Joko “Jokowi” Widodo repeated familiar themes in his annual address to parliament that comes a day before celebrations of the 72nd anniversary of Indonesia’s independence from Dutch colonial rule.
Widodo, the first Indonesian president from outside the ranks of the elite or military, said economic development must be spread to all corners of the world’s most populous Muslim-majority nation.

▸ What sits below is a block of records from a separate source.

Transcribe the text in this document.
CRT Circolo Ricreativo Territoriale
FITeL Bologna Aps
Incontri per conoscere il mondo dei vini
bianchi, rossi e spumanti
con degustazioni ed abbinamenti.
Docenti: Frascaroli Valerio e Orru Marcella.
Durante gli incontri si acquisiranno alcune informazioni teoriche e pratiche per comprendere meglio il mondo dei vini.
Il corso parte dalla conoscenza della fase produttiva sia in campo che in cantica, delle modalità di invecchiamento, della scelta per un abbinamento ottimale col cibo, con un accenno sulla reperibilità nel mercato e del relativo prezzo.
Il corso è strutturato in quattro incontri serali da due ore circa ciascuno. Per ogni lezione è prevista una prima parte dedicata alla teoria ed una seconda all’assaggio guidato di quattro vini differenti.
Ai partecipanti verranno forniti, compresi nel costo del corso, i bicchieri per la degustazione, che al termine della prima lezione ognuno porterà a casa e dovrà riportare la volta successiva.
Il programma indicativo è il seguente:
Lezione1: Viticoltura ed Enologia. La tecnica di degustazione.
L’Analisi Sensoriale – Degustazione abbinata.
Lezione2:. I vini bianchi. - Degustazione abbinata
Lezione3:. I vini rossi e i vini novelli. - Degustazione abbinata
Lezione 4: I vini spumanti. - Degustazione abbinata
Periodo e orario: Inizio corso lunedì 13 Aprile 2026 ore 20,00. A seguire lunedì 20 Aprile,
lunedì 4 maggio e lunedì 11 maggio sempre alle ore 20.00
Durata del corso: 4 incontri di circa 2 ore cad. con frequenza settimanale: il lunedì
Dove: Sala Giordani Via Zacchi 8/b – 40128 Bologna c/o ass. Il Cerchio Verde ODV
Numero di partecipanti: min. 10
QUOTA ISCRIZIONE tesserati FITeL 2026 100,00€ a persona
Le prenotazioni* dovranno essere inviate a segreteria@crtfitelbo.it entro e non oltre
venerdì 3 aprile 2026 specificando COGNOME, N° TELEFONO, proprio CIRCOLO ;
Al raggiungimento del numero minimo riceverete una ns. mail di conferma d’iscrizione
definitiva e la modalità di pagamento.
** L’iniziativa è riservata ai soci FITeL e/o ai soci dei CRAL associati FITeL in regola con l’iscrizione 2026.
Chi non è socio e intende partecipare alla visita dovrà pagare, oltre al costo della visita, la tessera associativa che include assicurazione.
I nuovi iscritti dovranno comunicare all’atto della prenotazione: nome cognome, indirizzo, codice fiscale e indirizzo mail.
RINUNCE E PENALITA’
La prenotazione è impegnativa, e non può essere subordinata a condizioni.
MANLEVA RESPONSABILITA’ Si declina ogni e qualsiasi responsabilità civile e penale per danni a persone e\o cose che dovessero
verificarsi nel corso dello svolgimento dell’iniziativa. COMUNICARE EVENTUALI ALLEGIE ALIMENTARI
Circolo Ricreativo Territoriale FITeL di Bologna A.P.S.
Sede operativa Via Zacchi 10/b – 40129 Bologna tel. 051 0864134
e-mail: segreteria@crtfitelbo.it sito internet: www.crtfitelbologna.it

“Equitable development will unite Indonesia. Fair development will make us stronger in facing global competition,” he said.
Third largest democracy
Indonesia is the third largest democracy after India and the U.S. and as a member of the Group of 20 major industrialized and developing nations, its economy is among the biggest in the world. But it has dramatic extremes of wealth and poverty, grappling with both childhood stunting from malnutrition and a mounting health care burden from obesity-related diseases among the wealthier. About 11 percent of the country of more than 250 million people lives in extreme poverty and large numbers are just above that poverty line.
People in far-flung areas of the archipelago such as the westernmost province of Aceh, a region granted substantial autonomy under a peace deal in 2004 with separatists, should be able to get the same standard of education, health care and other services as their fellow Indonesians, Widodo said.
He also singled out the easternmost Papua region, one of the country’s poorest areas where Indonesian rule is deeply resented by indigenous Papuans, saying he wants Papuans to feel the same nationalistic pride as other ethnic groups that make up Indonesia.
He said the government will strengthen its commitment to protecting the idea of “unity in diversity” and “Pancasila,” the official state ideology that promotes principles such as social justice, democracy and belief in one God.
It has been seen as under increasing threat from an upsurge in religious conservatism that led to the imprisonment earlier this year of the then-governor of Jakarta, a minority Christian and ethnic Chinese, on charges of blasphemy.
Persecution of LGBT people has surged in the past two years and religious minorities have faced an increase in violations of religious freedom and acts of intolerance including the eviction of more than 7,000 members of the Gafatar religious community in Kalimantan in early 2016.